## Controller File to generate the Cosine Similarity Values
This is the main file that generates the Cosine Similarity Values of every ad and the dictionary and stores it in an excel sheet

## 0: Imports

In [1]:
import pandas as pd
import sys
sys.path.append('..')

In [2]:
from Scripts import adSimilarity 
import pickle

## 1: Defining environment variables

In [3]:
AD_EMBEDDINGS_FILE = "serializedAdEmbeddings_distilRoberta"
DICTIONARY_EMBEDDINGS_FILE = "dictEmbeddings_v3"
OUT_FILE = "vals"

## 2: Generating & Saving Similarity Values

In [4]:
with open(f"adEmbeddings/{AD_EMBEDDINGS_FILE}.pkl", 'rb') as fp:
    deserializedAdEmbeddings = pickle.load(fp)

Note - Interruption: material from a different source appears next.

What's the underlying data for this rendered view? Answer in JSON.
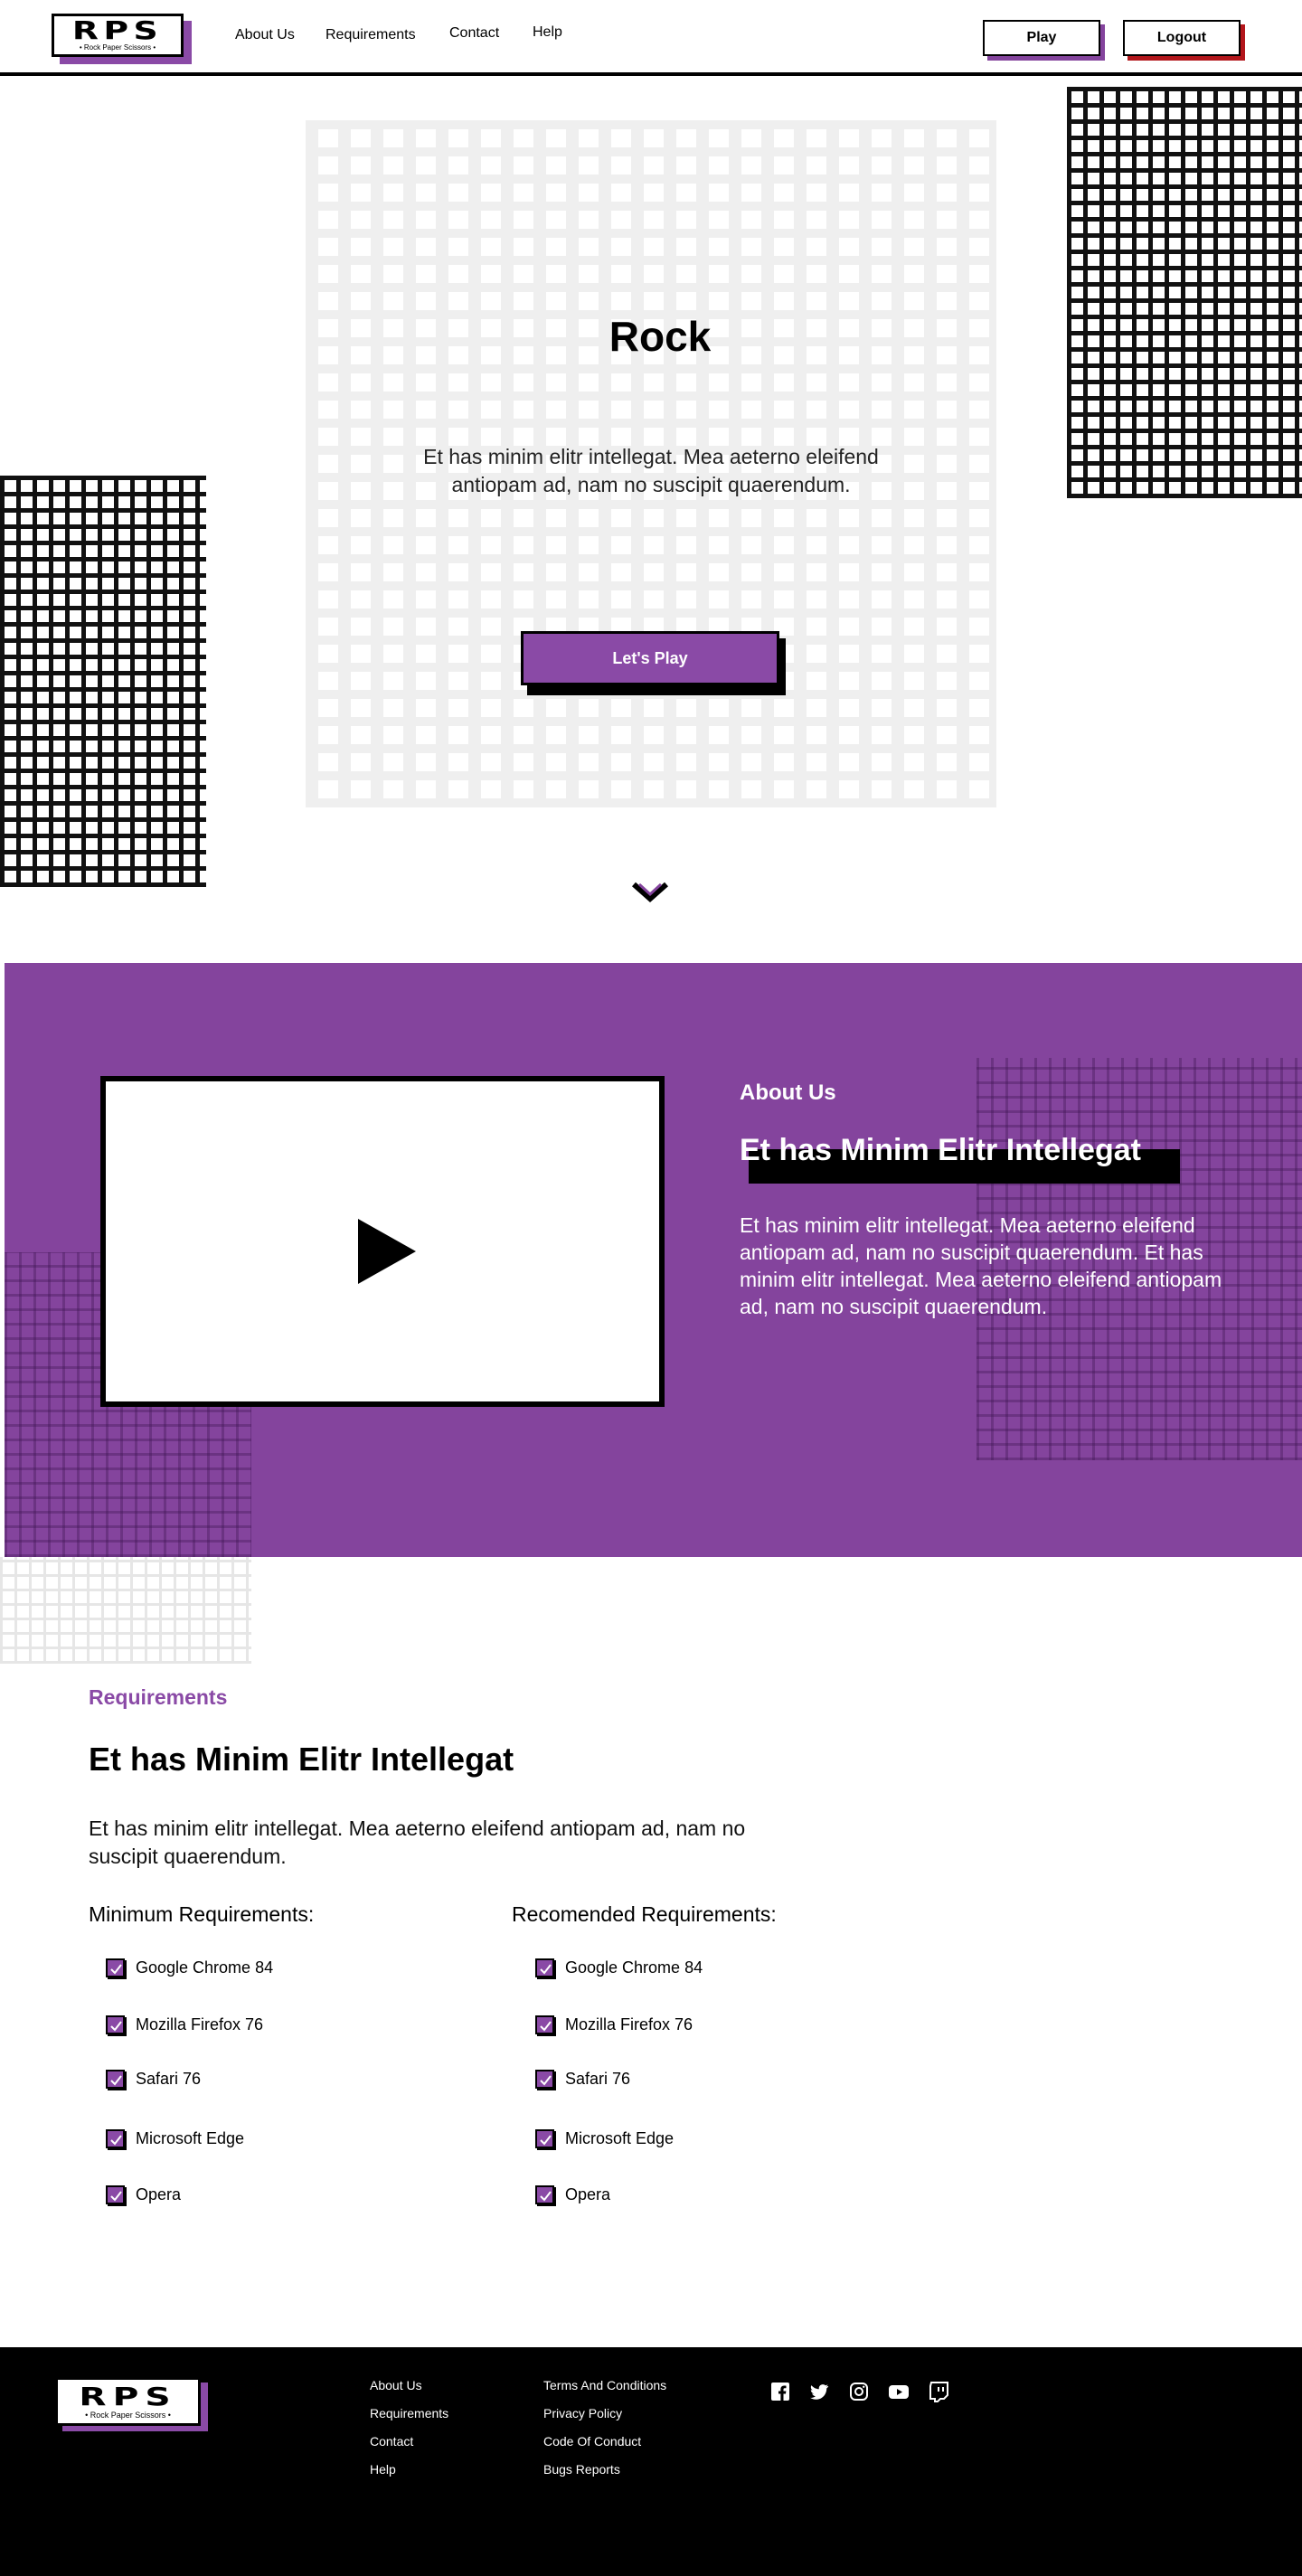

    column_names=adSimilarity.getDictionaryColumns(DICTIONARY_EMBEDDINGS_FILE)
    data=pd.DataFrame(columns=column_names)
    
    for identifier in deserializedAdEmbeddings:
        mean_pooled_value = deserializedAdEmbeddings[identifier]
        cosine_similarity_val = adSimilarity.getCosineSimilarity(mean_pooled_value, DICTIONARY_EMBEDDINGS_FILE)
        new_row={"Identifier":identifier}
        for i in range(len(cosine_similarity_val)):
            new_row[column_names[i+1]]=cosine_similarity_val[i]
        data.loc[len(data)]=new_row

In [5]:
data.to_csv(f"similarityValues/{OUT_FILE}.csv",index=False)
data.to_json(f"similarityValues/{OUT_FILE}.json",orient="records",indent=4)
data.to_excel(f"similarityValues/{OUT_FILE}.xlsx",index=False)